Una data è al centro di questa storia chiarissima: il 7 agosto la Banca centrale europea invia una lettera al Cavaliere premier, a firma del governatore Trichet e del suo immediato successore Draghi, con cui si precisano sei misure di riforma economico-finanziaria indispensabili per ottenere gli aiuti di quella istituzione comune europea. Il contesto è più che allarmante: crolli ripetuti di Borsa, salita continua dello spread fra i buoni tedeschi e quelli italiani, che a novembre salirà fino alla punta massima di 575 punti.

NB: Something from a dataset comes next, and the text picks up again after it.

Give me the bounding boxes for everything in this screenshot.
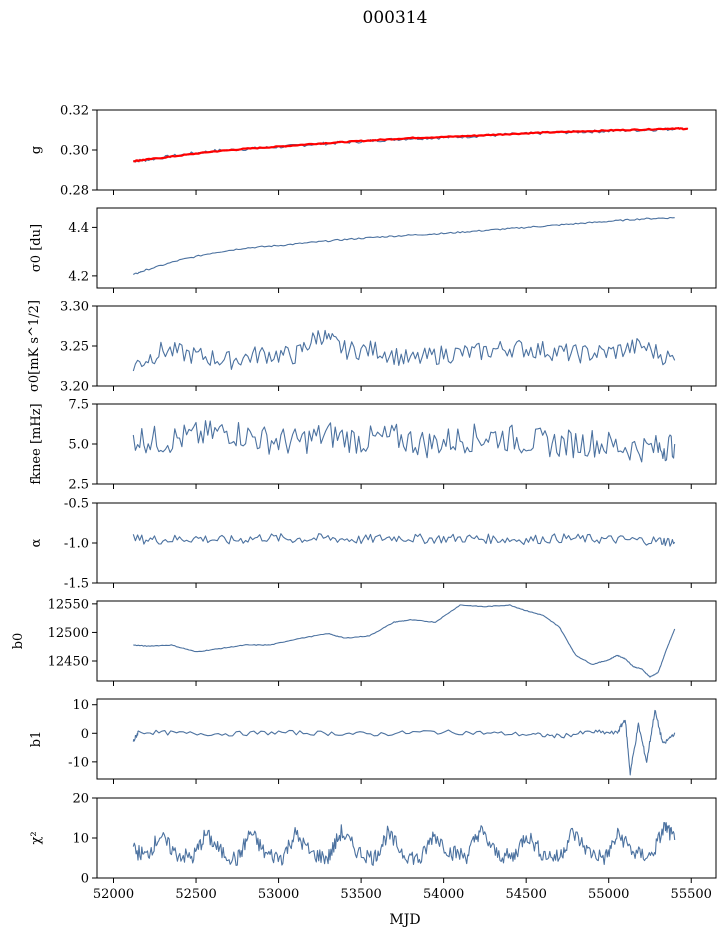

La conclusione è ovvia, a ragion veduta. Napolitano non ha nessuna colpa da scontare con un impeachment assurdo. Non poteva fare altro che immaginare, nella frenetica seconda metà del 2011, un cambio a Palazzo Chigi senza drammatiche conseguenze sulla continuazione della legislatura, che avrebbe accentuato i guai della crisi.
Mario Monti sembrava allora, a giudizio di chi lo conosceva sia come docente universitario ed esperto come pochi altri di materie economiche, sia come personaggio di levatura internazionale in seno alla Commissione europea, la persona adatta a raccogliere un’eredità tanto difficile da gestire, anche se gli mancava un mandato politico-parlamentare (non per nulla Napolitano lo nominò senatore a vita il 9 novembre, il giorno dopo la perdita della maggioranza assoluta alla Camera da parte del governo nel voto sul Rendiconto finanziario). Berlusconi si dimise il 12 novembre.
Il resto è fin troppo noto. E adesso la richiesta archiviata di impeachment di Napolitano da parte di Grillo è poco più di una barzelletta, mentre fra Renzi e Letta, del medesimo partito ma divisi sulle prospettive di entrambi, sembra accentuarsi giorno dopo giorno un dissidio che può portare a una crisi di governo tale da far sciogliere le Camere e rendere necessarie nuove elezioni anche prima che sia approvata la nuova elegge elettorale.
Tutto sta cambiando in questi giorni, mentre domenica si vota in Sardegna per il Consiglio regionale (manca il M5S, che aveva preso la maggioranza dei voti alle “politiche” dello scorso marzo e che si è diviso inutilmente nella scelta del candidato alla presidenza regionale). Anche da quel voto si capirà cosa ci attende nelle prossime settimane.